Are Fruit and Veggie Washes Really Better?

By Leah Kaminsky

It seems like every grocery store I go to these days is touting their “green” veggie and fruit washes. “Get rid of pesticides!” they proclaim. “Eat healthier!” Naturally, the allure of such products is tempting, but the last thing I want to do is remove pesticides by spraying my produce with more chemicals. So, what’s the truth? Are fruit and veggie washes really a good idea?

First, as this study of one fruit and vegetable wash shows, there’s really no way to get rid of all pesticides if they’ve been applied systemically.
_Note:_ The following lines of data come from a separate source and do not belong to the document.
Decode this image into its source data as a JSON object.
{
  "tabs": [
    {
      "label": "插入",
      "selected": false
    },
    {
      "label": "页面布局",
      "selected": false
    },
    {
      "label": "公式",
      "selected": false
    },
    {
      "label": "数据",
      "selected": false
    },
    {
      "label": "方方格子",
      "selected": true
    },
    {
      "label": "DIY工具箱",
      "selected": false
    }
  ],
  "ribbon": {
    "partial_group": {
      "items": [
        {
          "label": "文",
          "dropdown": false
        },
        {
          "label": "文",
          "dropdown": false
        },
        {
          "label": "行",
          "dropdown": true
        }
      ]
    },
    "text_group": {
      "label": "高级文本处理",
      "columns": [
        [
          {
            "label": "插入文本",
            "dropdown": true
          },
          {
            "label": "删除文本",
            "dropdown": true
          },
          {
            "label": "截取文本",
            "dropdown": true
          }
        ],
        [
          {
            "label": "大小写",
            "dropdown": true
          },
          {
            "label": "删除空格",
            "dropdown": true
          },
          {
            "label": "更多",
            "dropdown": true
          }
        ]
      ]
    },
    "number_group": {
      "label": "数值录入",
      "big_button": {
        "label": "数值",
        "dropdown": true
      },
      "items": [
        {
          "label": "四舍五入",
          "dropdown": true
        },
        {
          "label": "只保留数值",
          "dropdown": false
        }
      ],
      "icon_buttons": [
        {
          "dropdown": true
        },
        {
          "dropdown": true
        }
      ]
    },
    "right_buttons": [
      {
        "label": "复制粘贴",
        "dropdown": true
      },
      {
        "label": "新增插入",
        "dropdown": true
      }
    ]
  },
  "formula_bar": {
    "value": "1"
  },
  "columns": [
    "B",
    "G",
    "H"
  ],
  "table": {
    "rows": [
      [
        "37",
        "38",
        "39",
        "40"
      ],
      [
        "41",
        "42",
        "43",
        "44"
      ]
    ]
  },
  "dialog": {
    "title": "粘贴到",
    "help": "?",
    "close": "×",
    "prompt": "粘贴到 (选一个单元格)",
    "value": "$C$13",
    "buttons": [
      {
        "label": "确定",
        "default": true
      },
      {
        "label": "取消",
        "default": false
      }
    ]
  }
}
However, pesticides, bacteria and dirt that appear on the surface of produce is much more easily removed. While water will do the trick for water-soluble pesticides, you need something with a little more acidity for those that aren’t (and good luck figuring out on your own which one is on your apple). That makes sense if you look at the ingredients for one produce cleaner called Fit, which operates primarily through its many acids:

Ingredients in Fit: Purified water, oleic acid (from Vegetable Sources), Glycerol (from Vegetable Sources), Ethyl Alcohol (from Corn), Potassium Hydrate (from Basic Minerals), Baking Soda (from Basic Minerals), Citric Acid (from Cornstarch and Molasses), and Distilled Grapefruit Oil.
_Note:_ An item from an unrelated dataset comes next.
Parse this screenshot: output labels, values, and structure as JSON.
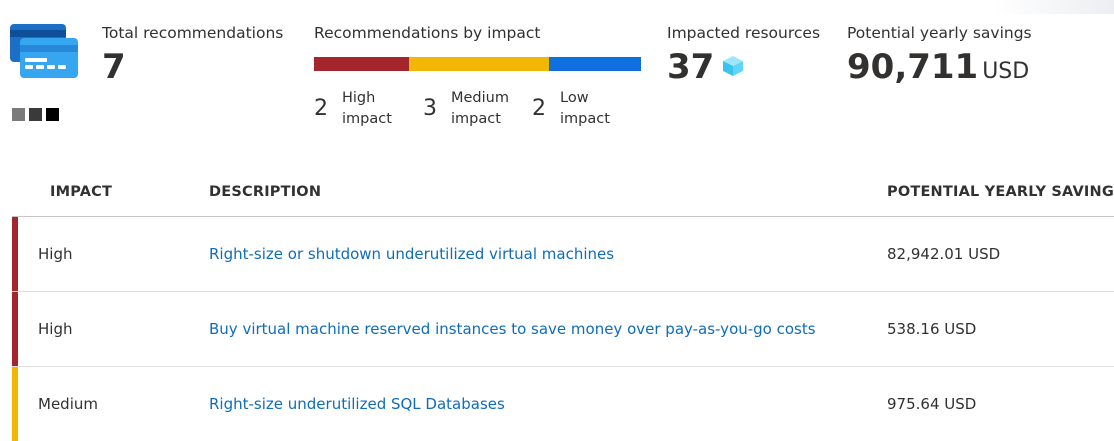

None of these ingredients are particularly harmful or unnatural. This renders that fear of replacing chemicals with chemicals largely unfounded, making the question less, “Is it safe?” than, “Is it necessary?”

According to another study completed by Jack Bishop of Cook’s Illustrated, the answer is a solid no. As Bishop suggests, all you really need is a bottle of vinegar slightly diluted with water to have the same effect.

In the end, it seems distilled water, vinegar, or one of these simple home remedies (here and here) will do the trick just fine. What you wash produce with is far less important than simply washing it. So wash away, and eat up!